Ian Johnson à propos des « étincelles » illuminant l’histoire cachée de la Chine
Il est de notoriété publique que Xi Jinping a réprimé la société civile chinoise et les analyses indépendantes, renforçant le contrôle du Parti communiste chinois sur les universitaires et les écoles dans tout le pays. Pourtant, même aujourd’hui, le PCC n’exerce pas un contrôle absolu sur la société chinoise.
Dans son nouveau livre, « Sparks : les historiens clandestins de la Chine et leur bataille pour l’avenir », le journaliste chinois chevronné Ian Johnson détaille les histoires de ce qu’il appelle des historiens clandestins ou contre-historiens, des personnes qui remettent en question le récit historique du PCC. Johnson note que depuis la création du parti, il a été obsédé par le contrôle de l’histoire officielle – et depuis tout aussi longtemps, il y a eu des penseurs indépendants et courageux qui rassemblent des preuves et tirent leurs propres conclusions. À l’ère du numérique, malgré l’appareil de censure tant vanté de la Chine, ce type de recherche peut être partagé plus largement que jamais.

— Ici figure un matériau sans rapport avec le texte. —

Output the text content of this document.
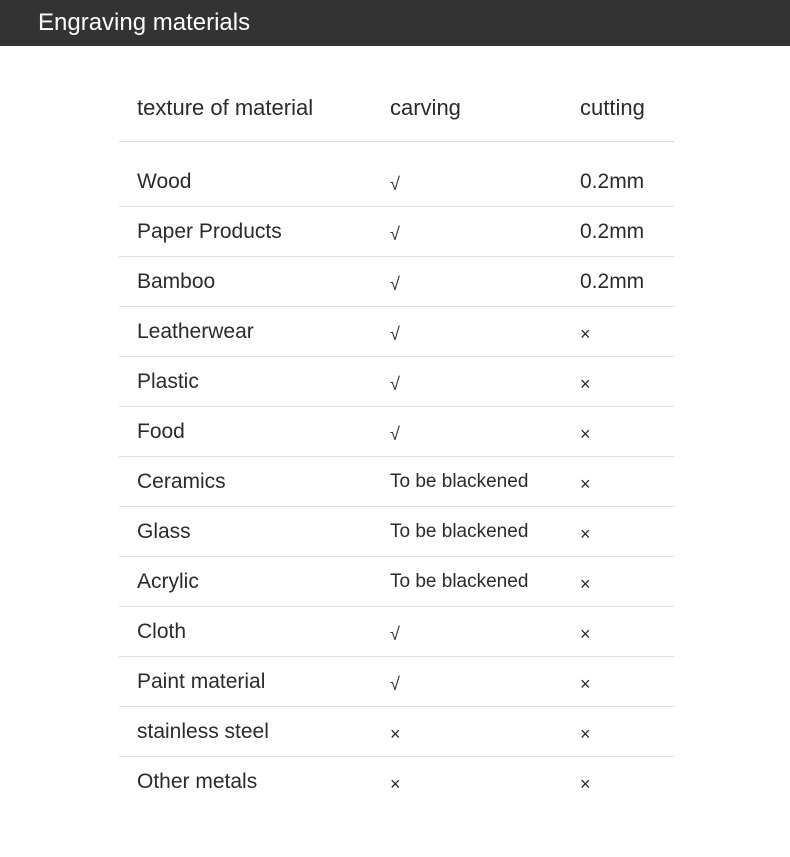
Engraving materials
texture of material	carving	cutting
Wood	√	0.2mm
Paper Products	√	0.2mm
Bamboo	√	0.2mm
Leatherwear	√	×
Plastic	√	×
Food	√	×
Ceramics	To be blackened	×
Glass	To be blackened	×
Acrylic	To be blackened	×
Cloth	√	×
Paint material	√	×
stainless steel	×	×
Other metals	×	×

Shannon Tiezzi du Diplomat a interviewé Johnson, actuellement chercheur principal pour la Chine au Council on Foreign Relations, par courrier électronique sur les « étincelles » qui entretiennent la recherche historique en Chine et sur les implications pour la société chinoise d’aujourd’hui et de demain. Ces contre-historiens, dit Johnson, partagent « une conviction fondamentale selon laquelle quelle que soit la direction que prendra la Chine à l’avenir, un pays plus juste et plus moral ne peut pas être fondé sur des mensonges historiques ».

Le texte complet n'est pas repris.